Nofi mengatakan, keputusannya maju di Pilkada yang akan berlangsung 9 Desember 2020 tak lepas dari keinginan tulus untuk mengabdi di tanah kelahiran. Dia berharap, keinginan tersebut selaras dengan cita-cita masyarakat.

“Mudah-mudahan langkah saya dan Pak Yulfadri dimudahkan Allah SWT. Semua tentu tidak terlepas dari doa dan dukungan masyarakat,” katanya.

Setidaknya, kata anggota DPD RI periode 2014-2019 itu, dalam visi dan misinya bersama Yulfadri, jika kelak dipercaya memimpin Kabupaten Solok, ada 6 skala prioritas utama yang mesti diwujudkan.

Pertama, mewujudkan pemeretaan pembangunan dan pertumbuhan yang berwawasan lingkungan. Menurutnya, geliat kemajuan suatu daerah tidak terlepas dari pembangunan infrastruktur, termasuk di dalamnya soal tranportasi dan telekomunikasi.

“Kami harus memandang Kabupaten Solok utuh. Tidak tengah, selatan, utara dan timur. Semua bisa tercapai jika kita satu pandangan tentang daerah yang kita cintai ini. Pengkotak-kotakan wilayah justru akan menjadi dilema sosial berkepanjangan. Mari luruskan pandangan, dan sama-sama berniat membangun daerah,” tutur putra asli Saning Baka itu.
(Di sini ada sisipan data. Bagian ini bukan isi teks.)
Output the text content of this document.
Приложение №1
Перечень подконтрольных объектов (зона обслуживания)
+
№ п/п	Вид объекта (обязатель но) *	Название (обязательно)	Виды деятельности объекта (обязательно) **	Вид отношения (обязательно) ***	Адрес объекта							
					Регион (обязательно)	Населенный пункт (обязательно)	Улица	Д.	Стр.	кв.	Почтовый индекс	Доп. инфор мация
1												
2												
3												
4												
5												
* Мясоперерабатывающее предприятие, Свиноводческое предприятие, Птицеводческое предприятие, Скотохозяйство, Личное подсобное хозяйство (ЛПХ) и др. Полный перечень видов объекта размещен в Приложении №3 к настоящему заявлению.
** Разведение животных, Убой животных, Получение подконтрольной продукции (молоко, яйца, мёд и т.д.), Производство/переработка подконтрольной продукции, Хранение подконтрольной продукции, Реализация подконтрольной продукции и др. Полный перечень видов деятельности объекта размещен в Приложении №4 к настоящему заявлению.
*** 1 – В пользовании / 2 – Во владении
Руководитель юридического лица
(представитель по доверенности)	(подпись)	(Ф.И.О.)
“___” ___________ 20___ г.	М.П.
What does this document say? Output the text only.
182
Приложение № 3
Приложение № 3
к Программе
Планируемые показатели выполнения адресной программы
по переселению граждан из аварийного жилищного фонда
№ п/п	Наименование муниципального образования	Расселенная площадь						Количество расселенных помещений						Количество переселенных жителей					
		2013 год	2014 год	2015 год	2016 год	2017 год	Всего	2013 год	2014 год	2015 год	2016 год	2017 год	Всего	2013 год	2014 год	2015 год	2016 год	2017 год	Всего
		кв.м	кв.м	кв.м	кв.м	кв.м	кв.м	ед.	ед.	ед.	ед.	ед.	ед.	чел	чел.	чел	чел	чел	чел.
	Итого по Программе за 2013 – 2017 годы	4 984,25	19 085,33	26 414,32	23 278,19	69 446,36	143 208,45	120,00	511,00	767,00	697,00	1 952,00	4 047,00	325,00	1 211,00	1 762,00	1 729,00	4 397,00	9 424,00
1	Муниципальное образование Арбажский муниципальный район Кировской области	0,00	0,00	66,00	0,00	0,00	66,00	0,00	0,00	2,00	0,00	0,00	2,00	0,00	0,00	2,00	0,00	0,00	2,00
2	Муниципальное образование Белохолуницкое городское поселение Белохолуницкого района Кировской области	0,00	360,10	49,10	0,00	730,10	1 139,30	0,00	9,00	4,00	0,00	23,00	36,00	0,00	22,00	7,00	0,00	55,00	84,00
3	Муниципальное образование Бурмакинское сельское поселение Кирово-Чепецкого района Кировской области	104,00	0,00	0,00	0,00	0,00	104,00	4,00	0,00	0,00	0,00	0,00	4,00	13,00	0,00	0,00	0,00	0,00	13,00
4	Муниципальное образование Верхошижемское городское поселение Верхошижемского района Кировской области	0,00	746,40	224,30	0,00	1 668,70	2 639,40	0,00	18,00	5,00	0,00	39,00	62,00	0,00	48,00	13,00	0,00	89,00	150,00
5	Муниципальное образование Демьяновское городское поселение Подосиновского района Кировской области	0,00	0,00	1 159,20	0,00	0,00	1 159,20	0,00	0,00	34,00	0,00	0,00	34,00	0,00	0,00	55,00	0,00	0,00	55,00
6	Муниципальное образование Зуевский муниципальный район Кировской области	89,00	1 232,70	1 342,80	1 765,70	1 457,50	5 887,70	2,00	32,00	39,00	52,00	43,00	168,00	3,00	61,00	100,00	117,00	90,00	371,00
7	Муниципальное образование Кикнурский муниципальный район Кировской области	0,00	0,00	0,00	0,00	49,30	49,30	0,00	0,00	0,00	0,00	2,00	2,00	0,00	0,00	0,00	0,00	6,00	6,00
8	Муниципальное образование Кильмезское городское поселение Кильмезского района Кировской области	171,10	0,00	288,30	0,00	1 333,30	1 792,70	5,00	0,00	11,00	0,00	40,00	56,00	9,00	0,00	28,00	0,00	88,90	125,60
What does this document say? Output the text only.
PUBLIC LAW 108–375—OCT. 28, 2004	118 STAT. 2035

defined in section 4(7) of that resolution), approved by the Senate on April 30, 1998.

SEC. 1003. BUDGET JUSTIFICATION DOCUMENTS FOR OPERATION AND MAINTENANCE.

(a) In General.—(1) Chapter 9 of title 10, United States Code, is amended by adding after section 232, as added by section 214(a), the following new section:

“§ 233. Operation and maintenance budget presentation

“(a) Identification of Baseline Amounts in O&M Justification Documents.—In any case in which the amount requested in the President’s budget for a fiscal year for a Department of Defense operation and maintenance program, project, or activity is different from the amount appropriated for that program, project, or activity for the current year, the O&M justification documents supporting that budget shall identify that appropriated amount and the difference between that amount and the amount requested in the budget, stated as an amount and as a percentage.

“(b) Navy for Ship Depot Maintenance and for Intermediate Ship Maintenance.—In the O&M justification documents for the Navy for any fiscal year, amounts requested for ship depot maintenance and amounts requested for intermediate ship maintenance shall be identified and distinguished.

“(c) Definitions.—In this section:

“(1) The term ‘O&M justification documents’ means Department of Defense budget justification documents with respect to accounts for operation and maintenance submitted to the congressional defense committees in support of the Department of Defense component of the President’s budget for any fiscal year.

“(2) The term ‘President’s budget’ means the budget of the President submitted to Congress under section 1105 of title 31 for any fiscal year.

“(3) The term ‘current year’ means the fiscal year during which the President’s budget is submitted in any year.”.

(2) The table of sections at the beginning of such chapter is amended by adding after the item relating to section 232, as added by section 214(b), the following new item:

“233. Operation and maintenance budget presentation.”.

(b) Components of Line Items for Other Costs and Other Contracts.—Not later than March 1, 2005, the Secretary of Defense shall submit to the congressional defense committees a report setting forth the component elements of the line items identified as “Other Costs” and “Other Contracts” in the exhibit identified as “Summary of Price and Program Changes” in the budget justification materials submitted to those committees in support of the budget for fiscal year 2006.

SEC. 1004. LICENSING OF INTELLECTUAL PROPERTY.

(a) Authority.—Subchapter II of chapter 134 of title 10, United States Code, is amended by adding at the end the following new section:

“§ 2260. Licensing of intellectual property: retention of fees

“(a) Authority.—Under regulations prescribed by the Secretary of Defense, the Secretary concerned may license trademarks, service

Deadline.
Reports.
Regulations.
Kedua, meningkatkan kualitas nilai kehidupan berdaya saing dan ini bertumpu pada Sumber Daya Manusia (SDM) di semua elemen masyarakat. Merujuk data dari Badan Pusat Statistik (BPS), Indeks Pembangunan Manusia (IPM) Kabupaten Solok tahun 2019 masih 68,6 persen. Angka tersebut berada di bawah IPM Sumatera Barat yang mencapai angka 72,39 persen.

“Untuk bersaing di era globalisasi hari ini, IPM menjadi harga mati yang harus kita wujudkan. Tidak mungkin berandai-randai lebih, jika SDM kita belum terbenahi maksimal,” katanya.

Ketiga, meningkatkan kualitas daya saing ekonomi berkelanjutan. Dalam hal ini, lagi-lagi SDM masih menjadi pijakan dasar untuk mengembangkan segala potensi ekonomi masyarakat. Saat ini, pertumbunan ekonomi Kabupaten Solok mengalami perlambatan dan berada di angka 5,31 persen di tahun 2019.

Banyak faktor yang menyebabkan lesunya pergerakan ekonomi masyarakat. Di antaranya, belum maksimalnya pertumbuhan koperasi, UMKM, hingga rendahnya realisasi penanaman modal dalam maupun luar negeri.